Why the Scottish Parliament's 'gender stuff' isn't over yet
I don’t know how many times someone has told me they’re sick of the ‘gender stuff’.
I’ve heard it on the school run, at social events and, crucially, in conversations with politicians and party activists of various hues over the past five years.
And I heard it on the street when talking to voters in Renfrewshire North and Cardonald for this latest edition of Holyrood, in fact.
As policy announcements go, the move to introduce a system of self-ID for trans people through the Gender Recognition Reform (GRR) Bill proved to be a blockbuster drama, earning no shortage of headlines.
But for every individual dedicated to its achievement there was another against, and yet more who just wished the agenda would move on. Those in the latter group won’t want to hold their breath, given recent polling that suggests the subject will be back in the next parliament.
Polls published this month suggest that either the SNP is on course for a majority, with the Greens increasing their numbers to 11, or it’s a minority SNP bloc with the Greens as the second party on 17 seats.
If the latter proves correct, it will give Ross Greer, Gillian Mackay and their group a hell of a lot of sway. If the former is true, then the SNP is largely unfettered in pursuit of its legislative agenda.
But if either is right, the likelihood is that gender will be back, baby – not that it’s ever really gone away. That’s because both of those parties have said they want to ban LGBTQ+ conversion practices in the next parliament – a process that is likely to reopen fissures in the body politic over self-identification and the meaning of ‘woman’ and ‘man’ – and they’ll have the numbers do to so.
If this rings a bell, it’s because it was considered during the last parliament, too. In fact, it was one of the pledges made by the SNP when it entered into the power-sharing Bute House Agreement with the Greens in 2021.
When the plan was dropped a year ago – with the government saying legal complexity was such that a ban couldn’t be achieved before the election – the move was interpreted as a step rightwards on the issue, even though ministers said they would work with their UK counterparts on a cross-border solution. Kaukab Stewart, Scottish equalities minister, said a new SNP government would consider introducing its own bill if that failed.
A conversion therapy ban is of course not the same as the GRR Bill. But it covers similar territory, and if experience has taught us anything, it’s that this is bumpy ground.
In restating that commitment at the final First Minister’s Questions of the session, John Swinney has given hope to those seeking stronger protections for LGBTQ+ people. But in a parliament in which consensus will be hard-fought, turning that hope into a reality will be no easy feat.
After all, Reform UK – still likely to be a notable presence in the parliament – opposes self-ID and all things “woke”. And Scottish Labour – still fighting for the keys to Bute House despite what polls say – may have initially whipped its members to vote for the GRR Bill, but it has since rowed back on its support for gender reforms.
The Tories may indeed look blue, with predictions of a serious drubbing, but they too are unlikely to give fulsome support to a quick law change on the matter, given their steadfast opposition to self-ID.
it’s not hard to envisage a real culture war between the Greens and Reform
Add to this the prospect that May’s winners will include the first trans and non-binary MSPs.
The Greens are standing the most gender-diverse field of candidates on offer this time around, and their election would add another dimension to the gender discourse, allowing one or more serving parliamentarians to draw personal experience into the mix; to personalise a subject which for some remains stubbornly abstract, despite its many implications for public and private life.
At the most basic level, it’s hard to imagine that argument over the estate’s toilets won’t erupt again, at least.

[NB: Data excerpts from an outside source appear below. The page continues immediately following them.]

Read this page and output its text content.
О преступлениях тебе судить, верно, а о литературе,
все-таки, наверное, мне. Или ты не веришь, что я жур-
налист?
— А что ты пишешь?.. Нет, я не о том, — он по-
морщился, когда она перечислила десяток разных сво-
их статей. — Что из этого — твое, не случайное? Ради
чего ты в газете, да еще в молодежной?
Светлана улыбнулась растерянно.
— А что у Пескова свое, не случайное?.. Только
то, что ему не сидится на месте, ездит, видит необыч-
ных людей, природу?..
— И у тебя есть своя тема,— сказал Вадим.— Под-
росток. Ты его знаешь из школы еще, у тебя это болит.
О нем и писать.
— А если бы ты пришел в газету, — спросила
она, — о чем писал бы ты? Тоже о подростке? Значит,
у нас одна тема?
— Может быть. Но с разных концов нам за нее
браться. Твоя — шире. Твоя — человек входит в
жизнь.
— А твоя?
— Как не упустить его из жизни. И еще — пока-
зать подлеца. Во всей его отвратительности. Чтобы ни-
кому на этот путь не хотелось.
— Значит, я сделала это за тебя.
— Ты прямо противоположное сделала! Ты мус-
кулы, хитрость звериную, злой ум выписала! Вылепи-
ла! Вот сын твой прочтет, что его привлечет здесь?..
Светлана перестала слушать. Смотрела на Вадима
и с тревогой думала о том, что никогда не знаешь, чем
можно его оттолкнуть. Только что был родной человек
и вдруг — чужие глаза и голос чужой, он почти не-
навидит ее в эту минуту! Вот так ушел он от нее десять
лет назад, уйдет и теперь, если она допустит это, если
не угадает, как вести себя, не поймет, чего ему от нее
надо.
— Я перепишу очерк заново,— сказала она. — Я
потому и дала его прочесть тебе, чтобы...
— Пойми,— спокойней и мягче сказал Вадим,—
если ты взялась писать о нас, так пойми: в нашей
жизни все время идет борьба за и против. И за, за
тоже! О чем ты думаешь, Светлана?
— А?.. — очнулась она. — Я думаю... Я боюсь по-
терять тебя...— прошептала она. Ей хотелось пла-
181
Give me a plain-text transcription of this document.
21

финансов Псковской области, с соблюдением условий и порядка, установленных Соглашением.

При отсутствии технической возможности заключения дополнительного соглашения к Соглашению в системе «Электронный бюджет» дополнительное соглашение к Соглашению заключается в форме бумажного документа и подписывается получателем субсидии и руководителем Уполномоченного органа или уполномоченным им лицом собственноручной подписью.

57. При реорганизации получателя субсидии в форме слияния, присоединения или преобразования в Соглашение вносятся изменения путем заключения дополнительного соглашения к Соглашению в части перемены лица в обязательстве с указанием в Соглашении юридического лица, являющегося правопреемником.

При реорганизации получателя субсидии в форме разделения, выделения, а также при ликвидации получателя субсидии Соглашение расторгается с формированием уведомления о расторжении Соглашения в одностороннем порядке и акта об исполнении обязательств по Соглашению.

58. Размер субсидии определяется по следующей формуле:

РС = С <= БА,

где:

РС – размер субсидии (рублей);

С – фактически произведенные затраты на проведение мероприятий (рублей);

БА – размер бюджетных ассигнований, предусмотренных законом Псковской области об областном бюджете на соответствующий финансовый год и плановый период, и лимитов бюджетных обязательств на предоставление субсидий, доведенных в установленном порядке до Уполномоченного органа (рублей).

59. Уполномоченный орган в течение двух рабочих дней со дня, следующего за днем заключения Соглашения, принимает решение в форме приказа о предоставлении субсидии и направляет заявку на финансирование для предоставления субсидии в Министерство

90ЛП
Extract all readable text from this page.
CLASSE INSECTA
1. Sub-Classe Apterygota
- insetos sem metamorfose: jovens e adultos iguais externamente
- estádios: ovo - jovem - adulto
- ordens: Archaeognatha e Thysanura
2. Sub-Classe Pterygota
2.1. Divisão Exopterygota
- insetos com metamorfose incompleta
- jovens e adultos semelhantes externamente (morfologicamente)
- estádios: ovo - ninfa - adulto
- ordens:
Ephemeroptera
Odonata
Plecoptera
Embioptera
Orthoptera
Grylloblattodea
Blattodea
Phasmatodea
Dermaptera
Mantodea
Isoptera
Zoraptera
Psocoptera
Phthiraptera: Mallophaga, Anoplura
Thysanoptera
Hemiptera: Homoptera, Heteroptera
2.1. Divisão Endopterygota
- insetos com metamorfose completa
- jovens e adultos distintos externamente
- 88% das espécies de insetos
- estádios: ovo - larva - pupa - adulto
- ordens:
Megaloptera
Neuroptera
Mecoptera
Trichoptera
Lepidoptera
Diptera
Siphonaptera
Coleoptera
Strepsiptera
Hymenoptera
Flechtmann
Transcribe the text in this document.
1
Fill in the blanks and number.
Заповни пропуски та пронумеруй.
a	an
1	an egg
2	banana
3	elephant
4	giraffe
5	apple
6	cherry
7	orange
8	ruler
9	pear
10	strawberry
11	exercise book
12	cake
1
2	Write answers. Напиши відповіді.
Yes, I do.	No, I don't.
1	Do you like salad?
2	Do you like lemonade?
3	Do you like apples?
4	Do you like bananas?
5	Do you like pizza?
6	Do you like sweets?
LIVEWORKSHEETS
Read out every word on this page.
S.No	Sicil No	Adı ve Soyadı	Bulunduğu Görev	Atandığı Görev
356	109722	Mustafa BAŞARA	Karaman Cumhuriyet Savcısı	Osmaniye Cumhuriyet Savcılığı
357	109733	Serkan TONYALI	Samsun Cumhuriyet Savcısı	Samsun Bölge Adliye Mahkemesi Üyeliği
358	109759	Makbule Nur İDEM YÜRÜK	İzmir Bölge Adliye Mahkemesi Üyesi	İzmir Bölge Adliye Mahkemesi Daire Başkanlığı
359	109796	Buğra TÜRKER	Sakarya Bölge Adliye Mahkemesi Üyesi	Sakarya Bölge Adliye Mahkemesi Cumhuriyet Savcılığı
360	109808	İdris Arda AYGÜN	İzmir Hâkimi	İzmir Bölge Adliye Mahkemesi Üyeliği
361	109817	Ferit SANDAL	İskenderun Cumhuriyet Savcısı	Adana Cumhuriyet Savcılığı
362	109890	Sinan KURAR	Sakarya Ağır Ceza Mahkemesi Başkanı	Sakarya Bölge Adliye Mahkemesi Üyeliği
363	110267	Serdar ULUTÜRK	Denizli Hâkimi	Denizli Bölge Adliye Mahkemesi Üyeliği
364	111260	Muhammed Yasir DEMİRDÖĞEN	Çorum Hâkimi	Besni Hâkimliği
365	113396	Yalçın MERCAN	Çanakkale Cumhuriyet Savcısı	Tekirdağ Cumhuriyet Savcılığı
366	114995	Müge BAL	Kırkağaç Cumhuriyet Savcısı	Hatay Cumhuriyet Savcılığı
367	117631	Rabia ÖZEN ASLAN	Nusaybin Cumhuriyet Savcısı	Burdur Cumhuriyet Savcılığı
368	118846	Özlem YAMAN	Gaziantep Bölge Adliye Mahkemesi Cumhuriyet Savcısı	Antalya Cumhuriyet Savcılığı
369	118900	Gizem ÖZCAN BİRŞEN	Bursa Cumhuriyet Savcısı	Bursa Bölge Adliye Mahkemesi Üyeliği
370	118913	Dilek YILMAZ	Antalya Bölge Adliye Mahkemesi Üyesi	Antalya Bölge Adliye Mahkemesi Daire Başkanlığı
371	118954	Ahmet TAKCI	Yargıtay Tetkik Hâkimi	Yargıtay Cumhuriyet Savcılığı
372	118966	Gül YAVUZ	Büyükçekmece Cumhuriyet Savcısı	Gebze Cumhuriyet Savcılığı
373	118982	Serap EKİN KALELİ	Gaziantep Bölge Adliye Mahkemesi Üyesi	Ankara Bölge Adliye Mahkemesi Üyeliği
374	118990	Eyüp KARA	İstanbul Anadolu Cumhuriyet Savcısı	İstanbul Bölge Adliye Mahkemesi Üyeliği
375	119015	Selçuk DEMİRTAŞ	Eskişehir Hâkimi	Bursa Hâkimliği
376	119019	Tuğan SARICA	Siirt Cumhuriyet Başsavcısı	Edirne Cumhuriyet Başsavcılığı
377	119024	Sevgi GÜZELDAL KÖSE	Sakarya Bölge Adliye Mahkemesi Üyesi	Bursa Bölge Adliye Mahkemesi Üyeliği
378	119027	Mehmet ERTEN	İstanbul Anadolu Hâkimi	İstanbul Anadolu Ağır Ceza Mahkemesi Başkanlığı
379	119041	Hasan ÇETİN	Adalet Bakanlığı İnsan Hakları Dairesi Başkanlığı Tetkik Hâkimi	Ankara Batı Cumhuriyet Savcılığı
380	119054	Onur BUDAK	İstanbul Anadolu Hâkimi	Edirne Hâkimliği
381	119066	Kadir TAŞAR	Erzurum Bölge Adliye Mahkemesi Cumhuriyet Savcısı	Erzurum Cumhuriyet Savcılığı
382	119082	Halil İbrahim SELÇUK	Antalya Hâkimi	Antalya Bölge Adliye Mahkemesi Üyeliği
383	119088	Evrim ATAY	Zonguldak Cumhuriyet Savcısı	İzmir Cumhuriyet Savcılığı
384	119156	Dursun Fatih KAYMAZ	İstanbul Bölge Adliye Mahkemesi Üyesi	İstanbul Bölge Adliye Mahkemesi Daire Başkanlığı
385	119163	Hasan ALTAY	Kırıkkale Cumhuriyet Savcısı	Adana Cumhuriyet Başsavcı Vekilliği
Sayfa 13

One of the great unknowns for this next parliament is what alliances and agreements are forced into being. They might all dismiss each other now, but once the votes are counted and those 129 seats laid out, rival parties may look less like foes and more like tolerable workmates. That will have an impact in the chamber, and also at committee level, where MSPs will simply have to cooperate with each other to get things done.
Still, it’s not hard to envisage a real culture war between the Greens and Reform on this, amongst other matters. It might be good news for popcorn vendors, but it’s unlikely to lead us away from the fractured, factional politics that marked the last session.
We’re now a year on from the Supreme Court ruling that found that ‘sex’ means biology under the terms of the overarching Equality Act.
gender and identity issues are unfinished business
That decision followed a legal challenge brought by campaign group For Women Scotland, and the veto by the UK Government of the GRR Bill under that same piece of reserved legislation.
Anyone who thought the court ruling might be the end of it has been proven wrong, because the definition of ‘woman’ and ‘man’ remains live for the many who consider that verdict less than final, and seek a change of law instead. Meanwhile, guidance on prisons has seen FWS take the government to court again.
Again and again, politicians and activists have told me that the ‘trans debate’ seldom comes up on the doorsteps. It’s certainly not a leading issue in this election – all the research we have says it’s about the economy, stupid, not to mention the health service.
But gender and identity issues are unfinished business. Rather than petering out, this issue may come to dominate yet another session.